The tool chain only requires a Python installation. Use a standard Python 2.x release, version 2.6 or above. Python 3 is currently not supported. (If in doubt you can query the version of your local Python installation by running the command python -V). As a qooxdoo user you do not need any Python knowledge, it is merely a technology used internally for the tools. Python comes either pre-installed on many systems or it can be installed very easily:

image0 Windows

It is trivial! Just download and install the excellent ActivePython package. Its default settings of the installation wizard are fine, there is nothing to configure. You can as well use the Windows package from Python.org, but this might require additional manual configuration.

Windows Shells Interop

A word concerning various shells available under Windows and how they interoperate. We are testing the SDK with Windows cmd and occasionally PowerShell. Both should work equally well, and you should be able to freely switch between them (e.g. running create-application.py in cmd shell, and then change to PowerShell and run generate.py source in the skeleton, or vice versa).

If you mix your development efforts between native Windows shells and Cygwin (see next section), things will get more complicated. While working entirely under Cygwin should incur no problems (apart from being slower than under a native Windows setup), even when using a Windows installation of Python, creating an application with Cygwin and then building it with cmd or the other way round might or might not work as expected.

Other environments are available on Windows that provide a command shell, like MinGW and git bash . The latter has seen increased popularity with the growing distribution of the Git version control system. We would not recommend mixing SDK usage with git bash, as it (at the time of checking) uses a file system interface that is neither like Windows nor Cygwin (but rather reminiscent of an old Cygwin interface, using drive letters and forward slashes like c:/foo/bar). It's unclear whether using only git bash would work for qooxdoo projects, and we wouldn't be able to provide support for any issues that might arise.

image1 Cygwin

Cygwin can be used as an optional free and powerful Unix-like environment for Windows. You won't need a native Python installation, just make sure to include Cygwin's built-in Python as an additional package when using Cygwin's setup program.

image2 Mac

Python is pre-installed on Max OS X. No additional software needs to be installed, but on older systems it might need an update.

image3 Linux

Python often comes pre-installed with your favorite distribution, just make sure they're still using a Python 2.x version. If not, simply use your package manager to install a suitable package.

Disk Space

The unpacked SDK will require around 110 MB disk space (a big part of this is due to media files like images).

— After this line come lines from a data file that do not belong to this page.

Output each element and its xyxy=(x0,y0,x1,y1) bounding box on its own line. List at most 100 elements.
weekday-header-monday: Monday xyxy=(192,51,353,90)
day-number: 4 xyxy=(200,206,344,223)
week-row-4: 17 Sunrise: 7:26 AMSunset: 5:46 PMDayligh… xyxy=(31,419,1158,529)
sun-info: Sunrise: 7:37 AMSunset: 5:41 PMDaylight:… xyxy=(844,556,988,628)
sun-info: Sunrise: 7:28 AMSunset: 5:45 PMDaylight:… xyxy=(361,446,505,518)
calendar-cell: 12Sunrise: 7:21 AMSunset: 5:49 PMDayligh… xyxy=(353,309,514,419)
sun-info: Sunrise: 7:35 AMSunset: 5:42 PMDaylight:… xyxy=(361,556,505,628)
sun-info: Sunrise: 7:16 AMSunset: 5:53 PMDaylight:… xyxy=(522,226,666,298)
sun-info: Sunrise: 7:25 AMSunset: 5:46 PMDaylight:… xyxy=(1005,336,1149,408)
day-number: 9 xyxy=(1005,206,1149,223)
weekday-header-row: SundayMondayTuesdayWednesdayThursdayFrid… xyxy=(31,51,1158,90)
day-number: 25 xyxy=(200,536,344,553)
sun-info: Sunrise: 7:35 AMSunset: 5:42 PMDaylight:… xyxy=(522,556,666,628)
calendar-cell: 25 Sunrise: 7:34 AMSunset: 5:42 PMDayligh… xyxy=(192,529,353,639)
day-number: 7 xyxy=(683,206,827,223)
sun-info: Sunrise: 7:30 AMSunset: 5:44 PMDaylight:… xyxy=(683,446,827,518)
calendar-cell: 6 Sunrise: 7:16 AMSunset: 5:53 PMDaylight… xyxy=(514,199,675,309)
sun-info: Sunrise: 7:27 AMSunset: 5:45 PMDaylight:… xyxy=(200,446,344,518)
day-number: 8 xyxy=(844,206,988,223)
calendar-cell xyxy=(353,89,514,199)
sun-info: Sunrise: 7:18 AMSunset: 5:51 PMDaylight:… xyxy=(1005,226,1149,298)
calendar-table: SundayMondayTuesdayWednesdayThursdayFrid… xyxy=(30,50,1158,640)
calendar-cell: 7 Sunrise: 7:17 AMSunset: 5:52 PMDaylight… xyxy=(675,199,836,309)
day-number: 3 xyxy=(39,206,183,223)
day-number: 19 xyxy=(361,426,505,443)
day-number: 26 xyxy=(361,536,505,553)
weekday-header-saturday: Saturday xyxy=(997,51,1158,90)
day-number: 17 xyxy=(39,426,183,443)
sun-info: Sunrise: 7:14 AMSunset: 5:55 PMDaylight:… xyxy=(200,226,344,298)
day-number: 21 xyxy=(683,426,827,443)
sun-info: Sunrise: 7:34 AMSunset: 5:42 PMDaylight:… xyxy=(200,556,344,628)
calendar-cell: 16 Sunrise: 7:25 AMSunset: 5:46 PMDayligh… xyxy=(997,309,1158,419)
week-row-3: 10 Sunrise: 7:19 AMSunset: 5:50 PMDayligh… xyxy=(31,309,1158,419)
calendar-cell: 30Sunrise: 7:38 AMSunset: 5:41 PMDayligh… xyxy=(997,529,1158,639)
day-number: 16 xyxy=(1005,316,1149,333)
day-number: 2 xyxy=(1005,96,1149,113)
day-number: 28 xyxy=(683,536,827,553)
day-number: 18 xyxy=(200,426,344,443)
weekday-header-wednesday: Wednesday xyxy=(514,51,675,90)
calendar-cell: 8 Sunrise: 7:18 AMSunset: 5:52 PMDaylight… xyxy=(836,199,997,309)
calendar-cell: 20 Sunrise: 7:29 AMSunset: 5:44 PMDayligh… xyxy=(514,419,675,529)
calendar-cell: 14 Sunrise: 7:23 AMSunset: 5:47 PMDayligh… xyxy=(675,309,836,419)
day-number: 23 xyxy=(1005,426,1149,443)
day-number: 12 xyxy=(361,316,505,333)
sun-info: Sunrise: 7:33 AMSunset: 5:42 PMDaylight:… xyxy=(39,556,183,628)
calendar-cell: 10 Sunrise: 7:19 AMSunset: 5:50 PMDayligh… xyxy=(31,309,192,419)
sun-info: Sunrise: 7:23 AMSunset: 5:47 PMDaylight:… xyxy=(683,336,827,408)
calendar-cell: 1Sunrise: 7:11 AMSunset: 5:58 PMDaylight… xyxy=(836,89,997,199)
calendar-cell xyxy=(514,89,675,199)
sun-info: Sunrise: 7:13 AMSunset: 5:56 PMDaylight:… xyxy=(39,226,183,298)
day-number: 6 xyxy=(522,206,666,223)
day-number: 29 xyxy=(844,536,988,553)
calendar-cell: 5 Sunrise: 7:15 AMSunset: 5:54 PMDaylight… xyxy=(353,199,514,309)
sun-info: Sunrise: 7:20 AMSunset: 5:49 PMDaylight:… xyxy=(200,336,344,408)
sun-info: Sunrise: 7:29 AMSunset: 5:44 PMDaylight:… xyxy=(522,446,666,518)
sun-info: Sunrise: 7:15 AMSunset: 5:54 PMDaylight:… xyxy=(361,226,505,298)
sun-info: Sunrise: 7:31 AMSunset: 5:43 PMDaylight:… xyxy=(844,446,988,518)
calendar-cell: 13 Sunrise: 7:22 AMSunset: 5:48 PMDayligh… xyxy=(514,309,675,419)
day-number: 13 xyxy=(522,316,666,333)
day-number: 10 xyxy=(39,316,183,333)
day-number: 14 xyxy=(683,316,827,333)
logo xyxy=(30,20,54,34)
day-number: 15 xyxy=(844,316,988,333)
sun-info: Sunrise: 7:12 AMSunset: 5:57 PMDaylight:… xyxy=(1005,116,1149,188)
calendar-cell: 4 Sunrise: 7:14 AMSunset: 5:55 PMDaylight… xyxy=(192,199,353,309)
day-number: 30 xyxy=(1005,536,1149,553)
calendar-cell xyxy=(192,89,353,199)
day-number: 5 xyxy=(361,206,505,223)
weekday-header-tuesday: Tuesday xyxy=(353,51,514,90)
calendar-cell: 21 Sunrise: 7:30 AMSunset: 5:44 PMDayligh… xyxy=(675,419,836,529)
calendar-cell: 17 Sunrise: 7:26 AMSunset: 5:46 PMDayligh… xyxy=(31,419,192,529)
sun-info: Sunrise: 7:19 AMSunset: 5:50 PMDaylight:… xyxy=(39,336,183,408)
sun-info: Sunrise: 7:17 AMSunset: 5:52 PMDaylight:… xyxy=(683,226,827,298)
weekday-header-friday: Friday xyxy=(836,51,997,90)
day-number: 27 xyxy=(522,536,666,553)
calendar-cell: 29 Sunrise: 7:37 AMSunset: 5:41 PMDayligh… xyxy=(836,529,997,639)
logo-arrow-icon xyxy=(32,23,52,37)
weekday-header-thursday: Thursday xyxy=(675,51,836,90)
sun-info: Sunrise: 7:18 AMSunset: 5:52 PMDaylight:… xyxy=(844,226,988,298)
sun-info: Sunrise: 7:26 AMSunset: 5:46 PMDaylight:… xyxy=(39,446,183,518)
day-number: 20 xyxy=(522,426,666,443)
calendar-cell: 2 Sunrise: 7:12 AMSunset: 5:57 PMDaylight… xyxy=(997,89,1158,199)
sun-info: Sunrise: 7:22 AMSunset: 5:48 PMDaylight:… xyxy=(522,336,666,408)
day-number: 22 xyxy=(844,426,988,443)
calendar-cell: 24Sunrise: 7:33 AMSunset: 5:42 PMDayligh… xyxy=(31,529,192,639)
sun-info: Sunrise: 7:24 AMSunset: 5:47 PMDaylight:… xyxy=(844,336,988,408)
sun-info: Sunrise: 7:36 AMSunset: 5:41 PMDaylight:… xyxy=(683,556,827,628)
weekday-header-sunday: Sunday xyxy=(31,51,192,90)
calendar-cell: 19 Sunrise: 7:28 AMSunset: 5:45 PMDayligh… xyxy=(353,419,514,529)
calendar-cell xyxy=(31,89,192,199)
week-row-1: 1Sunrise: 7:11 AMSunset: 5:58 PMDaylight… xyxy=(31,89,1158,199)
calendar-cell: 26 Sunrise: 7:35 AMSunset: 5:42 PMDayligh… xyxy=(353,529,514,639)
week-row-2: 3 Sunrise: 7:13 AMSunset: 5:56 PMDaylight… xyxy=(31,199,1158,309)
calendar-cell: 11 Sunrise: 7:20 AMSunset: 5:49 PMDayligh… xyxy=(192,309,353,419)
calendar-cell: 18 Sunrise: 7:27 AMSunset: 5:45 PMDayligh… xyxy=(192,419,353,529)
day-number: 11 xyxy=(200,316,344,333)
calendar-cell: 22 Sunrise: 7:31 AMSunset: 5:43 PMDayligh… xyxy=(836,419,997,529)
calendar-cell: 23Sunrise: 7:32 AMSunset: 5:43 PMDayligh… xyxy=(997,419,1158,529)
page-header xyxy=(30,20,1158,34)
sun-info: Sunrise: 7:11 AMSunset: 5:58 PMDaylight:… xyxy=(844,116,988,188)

During runtime the tool chain also uses a subdirectory in your system's TMP path, to cache intermediate results and downloaded files. Depending on your activities this cache directory can become between 0.5 and 1.5 GB in size. If the default cache path does not suite you, you can change it in your configuration.

Installation and Setup

Installation of the SDK is just going to the download section and grab the package suitable for your purpose. Choose either the Desktop or Mobile download, which both come as an SDK archive. Unzip it to a suitable path on your hard disk. The archive contains a single top-level folder, which in turn contains all the SDK's files and sub-folders.

This is all as far as the SDK is concerned. As an additional convenience you might want to add the <sdk-root-path>/tool/bin directory to your system environment PATH variable. This is a prerequisite for invoking the executable programs of the tool chain without the need to address them with their path.